Bei der Erholung hat mir die progressive Muskelentspannung, vor allem aber die Achtsamkeitstherapie geholfen. Z. B. mit dem Bodyscan kam ich ins Hier und Jetzt. Die Konzentration darauf, wie sich der Körper in der Berührung zum Boden oder Stuhl anfühlt usw. lenkt die Aufmerksamkeit auf den Moment und führt, wie auch immer zur Entspannung, der Stresslevel sinkt. Und das können wir Hydrocortisonsubstituierende doch gut gebrauchen, oder? Allerdings ist die Umsetzung dieser Erfahrung in den Alltag schwierig, da der Stress mich schnell wieder eingeholt hat und ich doch oft andere Anforderungen wie z. B. die Hausarbeit vorziehe.
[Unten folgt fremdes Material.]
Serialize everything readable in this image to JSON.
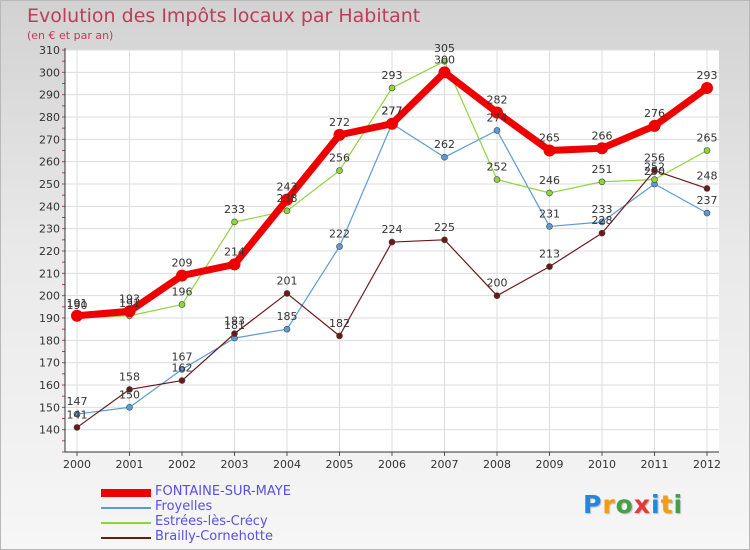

Ein Test ergab, dass ich kein Morgentyp bin und mindestens 7 Stunden Schlaf brauche. Die Therapien während der Rehabilitation fingen meistens erfreulicherweise erst nach 8 Uhr an, ein oder zwei Stunden später ging leider selten. Mit dem Schlafen schaffte ich das meistens, zuhause aber nur an freien Tagen oder wenn ich später mit der Arbeit anfing. Aus betrieblichen Gründen hatte ich schon zwei Tage in der Woche erst um 10 Uhr mit der Arbeit begonnen und festgestellt, dass ich dadurch oft mit 5 mg Hydrocortison weniger zurechtkommen konnte und mich wohler fühlte. Ich bekam also die Empfehlung, meinen Arbeitsbeginn grundsätzlich auf 9 oder 10 Uhr zu verschieben (was bei Teilzeit natürlich einfacher ist). Davon muss ich nun noch meinen Arbeitgeber überzeugen und ich hoffe, dass mir der Schwerbehindertenausweis dabei hilft.

Fazit
Ich fühlte mich in dieser Rehaklinik sehr gut aufgehoben. Am Anfang habe ich wie bei jedem neuen Arzt viel zu dem Morbus Addison erzählt und Informationen gegeben. Man hat sich sehr gut darauf eingestellt, z. B. indem ich als Stationsärztin eine Internistin bekam und somit an beiden Abteilungen angeschlossen war. Ich durfte meine Hydrocortison-Dosis ganz alleine bestimmen und habe außerdem zur Sicherheit mein Notfallset auch den Schwestern vorgestellt, damit jede mit dem Begriff Addisonkrise etwas anfangen konnte. Nutzen musste es erfreulicherweise niemand.

Ich konnte also die Vorteile der psychosomatischen Rehabilitation (z. B. unbedingt notwendige sechs Wochen, Therapien für die Depressionen usw.) mit einer Unterstützung bei der Krankheitsbewältigung des Morbus Addison nutzen. Mir hat es sehr gutgetan! Ich habe mir eine Wiederholung, diesmal nach weniger als sieben Jahren, vorgenommen, um dauerhaft meine Erwerbsfähigkeit zu sichern!